Is it clear to the user what the bot is going to be able to help you with?
Who should your bot be like?
Think of a figure you would like your bot to be like. What decisions would they make? How would they talk to you?
Ways of delivering content
How can you use more interesting ways of displaying information? We have got accustomed to seeing interactive media and widgets across the web. Why not try to use them here?
Cards are a great way of displaying content to break up the conversational UI. The example below is a great way of showing your products by using a horizontal scroll which is generally preferred over a vertical scroll in a chatbot.
What external applications can you use to make your design more user-centered?
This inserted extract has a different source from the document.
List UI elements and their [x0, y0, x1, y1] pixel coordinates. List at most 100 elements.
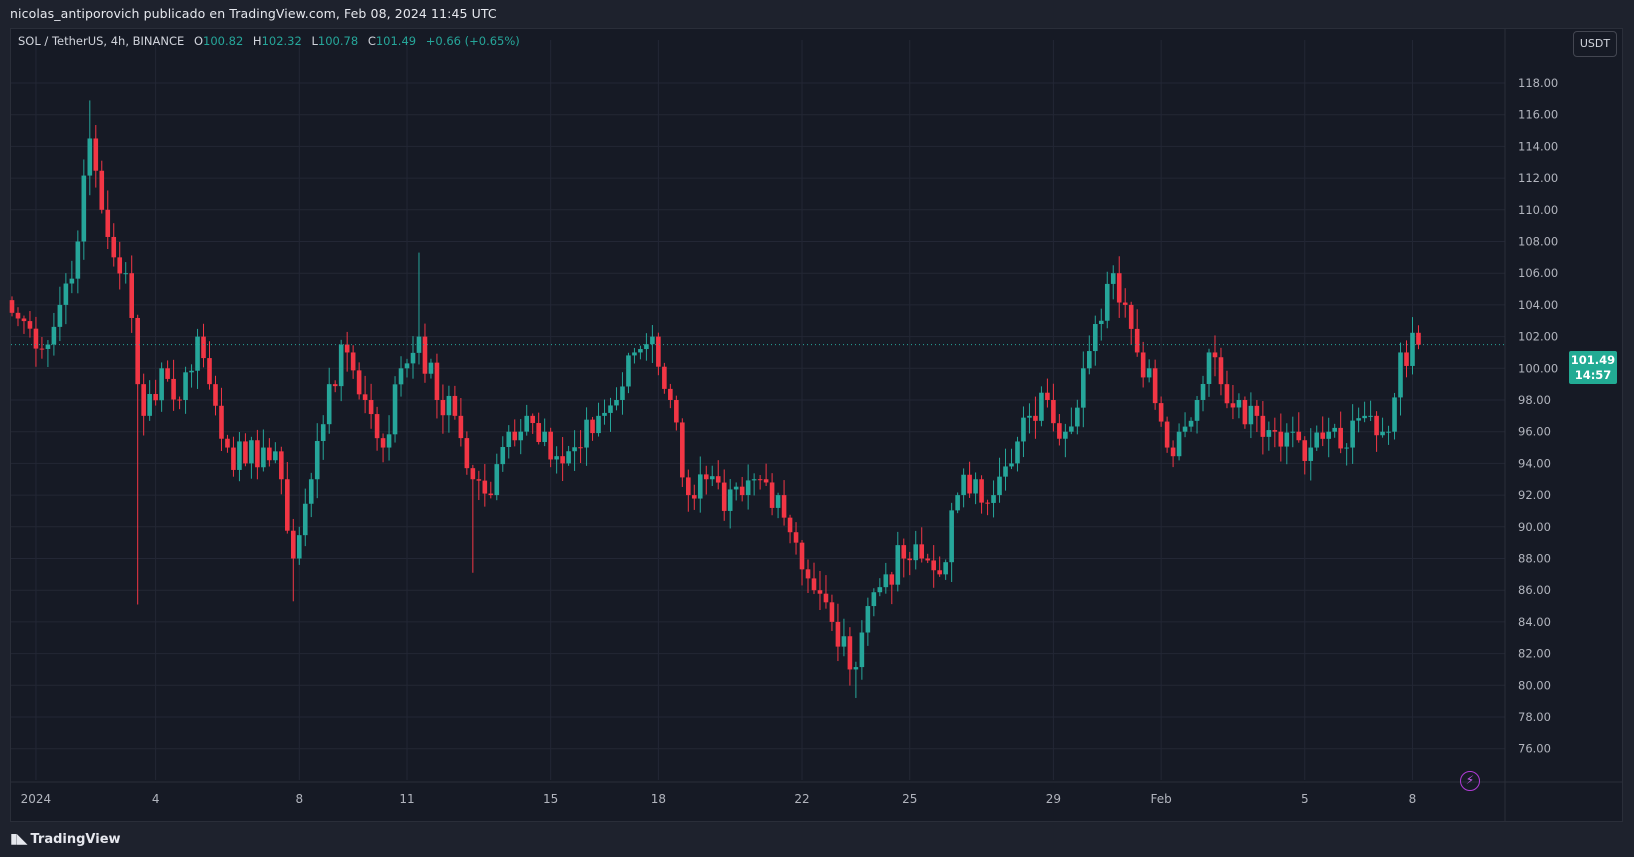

If a user wants to know how to get to a venue, why not bring up a map for directions which they can follow with a tap?
You might have seen these being used in gmail’s mobile app. This is a great way of persuading your users’ answers to get them to say what you want them to. It also means they don’t have to type!
Gifs, Images, Videos!
Make the experience engaging and memorable. Remember to use these mediums to aid the user in what they want to get to!
Things to remember
- The chatbot should always be helping the user to get the information they need quickly
- Ask a broad first question and then funnel the user down to a path you want them to take
- Make sure your bot is on brand with your business
- Set your bot targets to ensure you are making the most out of this marketing method
- Write shorter but more messages
- Ditch unnecessary text
- Minimise user input!
- I don’t know is OK
I hope these methods will help you when designing a chatbot of your own.
There are nearly limitless possibilities for what can be done. Don’t miss out on this huge opportunity to help, engage, or sell to your customers.